前回 ( 2回目の逮捕 ) は、高橋 容疑者 が20歳になったばかりの頃で、毎月の小遣いを30万円も渡していたことに、少し、親の無責任を感じた。
今回は、( 分別あるはずの ) 27歳 であることから、「 誰々の息子 」 ではなく、一人の犯罪者、あるいは触法精神障害者として裁かれるべきだ。
明治時代まで、日本には 「 精神病院 」 が無く、精神障害者管理は家族の責任として、私宅監置することが義務付けられていたが、現代は違う。
三田 さん が責任を感じて、謝罪会見を開くのは立派な心掛けだが、あまり必要以上には立ち入らず、司法の手に委ねることが望ましい。
むしろ問題は、前回、累犯であったにも関わらず、「 執行猶予つき 」 という甘い処分を下した司法の責任にあるだろう。
おそらくは、まだ若い20歳の被告に対し 「 被告の将来を云々して … 」 といった情状酌量的な文言が並べられ、軽微な罰に至ったのだと思う。
人権保護や、弱者救済の建前から、触法少年、触法精神障害者らを監獄に送致せず、十分な反省や矯正の機会も与えないのは、いかがなものか。
ご承知の通り、麻薬、覚せい剤の類は、人間の心身を蝕み、不埒な使用者によって、その撲滅を困難なものにしているのが実態だ。
また、「 やめららない、とまらない 」 中毒性があり、再犯の可能性が極めて高いことは立証済みで、安易に放免するようでは無責任すぎる。
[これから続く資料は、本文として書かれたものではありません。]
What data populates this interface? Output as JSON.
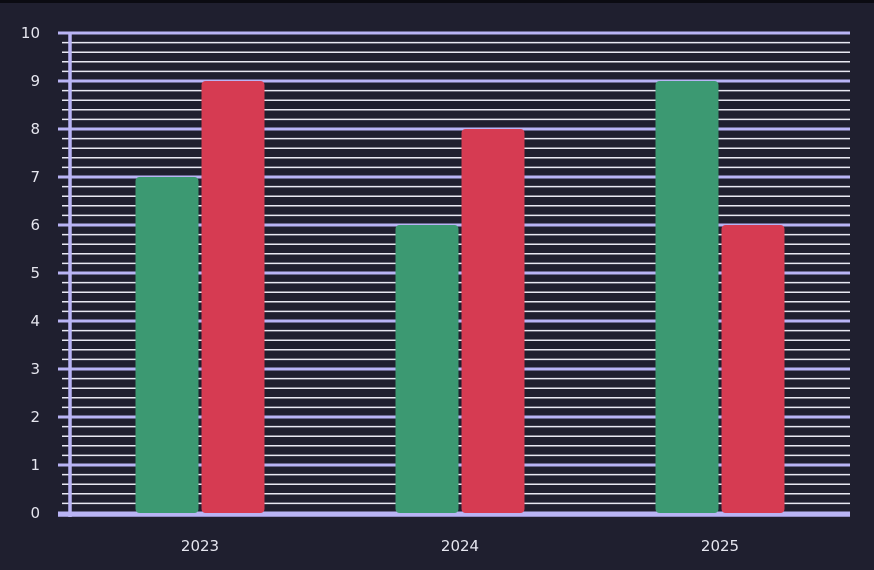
{
  "chart_data": {
    "type": "bar",
    "categories": [
      "2023",
      "2024",
      "2025"
    ],
    "series": [
      {
        "values": [
          7,
          6,
          9
        ],
        "color": "#3c9972"
      },
      {
        "values": [
          9,
          8,
          6
        ],
        "color": "#d63b52"
      }
    ],
    "title": "",
    "xlabel": "",
    "ylabel": "",
    "ylim": [
      0,
      10
    ],
    "yticks": [
      "0",
      "1",
      "2",
      "3",
      "4",
      "5",
      "6",
      "7",
      "8",
      "9",
      "10"
    ],
    "minor_ticks_per_major": 5,
    "grid": true,
    "legend": "none",
    "colors": {
      "background": "#1f1f2f",
      "grid_major": "#b9b4f5",
      "grid_minor": "#e8e8f2",
      "axis": "#b9b4f5",
      "tick_label": "#e6e6ef"
    }
  }
}
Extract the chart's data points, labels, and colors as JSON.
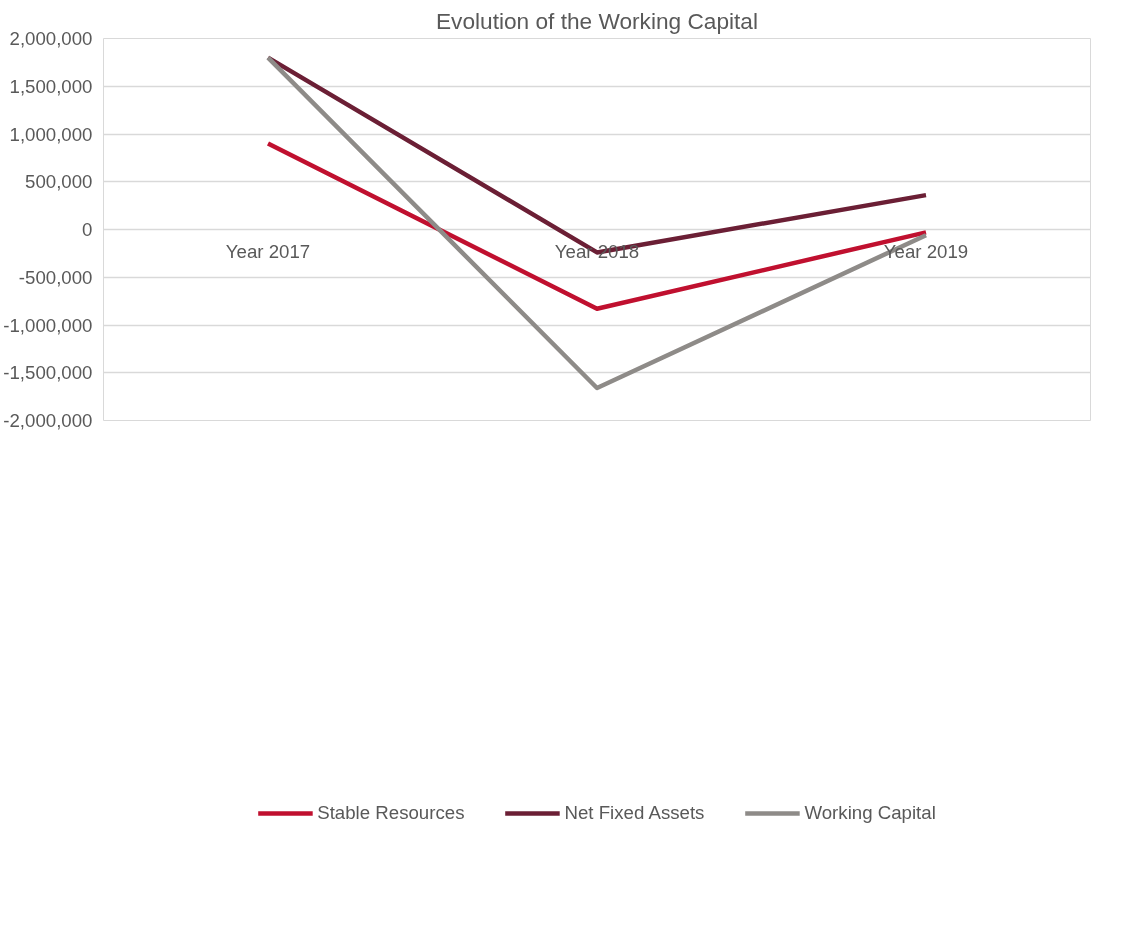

20歳でなくても、覚せい剤所持は慣例的に 「 初犯は実刑に処されない 」 という話を、昔、“ その筋の人 ” に聞いたことがある。
それが、軽率に手を染める輩が減らない元凶になっており、本気で撲滅を図りたいのなら、刑法を改正し、初犯から実刑、累犯は重罰にすべきだ。
とかく近代の刑事裁判では、「 犯罪 」 そのものを重視せず、「 犯罪者 」 にばかり目を向け、恣意的な感情を介入させ、判断を複雑にしすぎる。
犯人が 「 何をしでかしたのか 」 よりも、「 なぜ、こんなことをしたのか 」 にばかり触れ、罪と罰の妥当性より、犯罪者の人物評価に重きが置かれる。
おそらく、三田 さん が 「 精神病院に入れる矢先で … 」 と話した背景にも、精神病を理由に減刑を狙う 「 弁護士の 入れ知恵 」 があるのだろう。
少年だから、精神障害者だから、といった理由で放免するのは仕方ないとしても、その後、彼らに対する監督責任は、どこに帰属するのかが問題だ。
まして、薬物中毒であることが確認されている者を、無軌道に社会へ放ち、矯正も、追尾もしない現行の制度は、社会の治安維持を妨げている。
加害者の将来を語るよりも、そうした連中のせいで、何の罪もない若者たちの 「 将来を奪われる危険 」 を考えることが、優先される法制が望ましい。
三田 さん にはお気の毒だが、親としての責任や、息子の精神病を口実にするなら、こうなる前に、座敷牢でも作って、監禁しておくべきだった。
既に 高橋 容疑者 は、「 大女優の息子 」 でなく、「 社会の害悪 」 であり、無害が証明されるまでは、監視を解くべきでない存在なのである。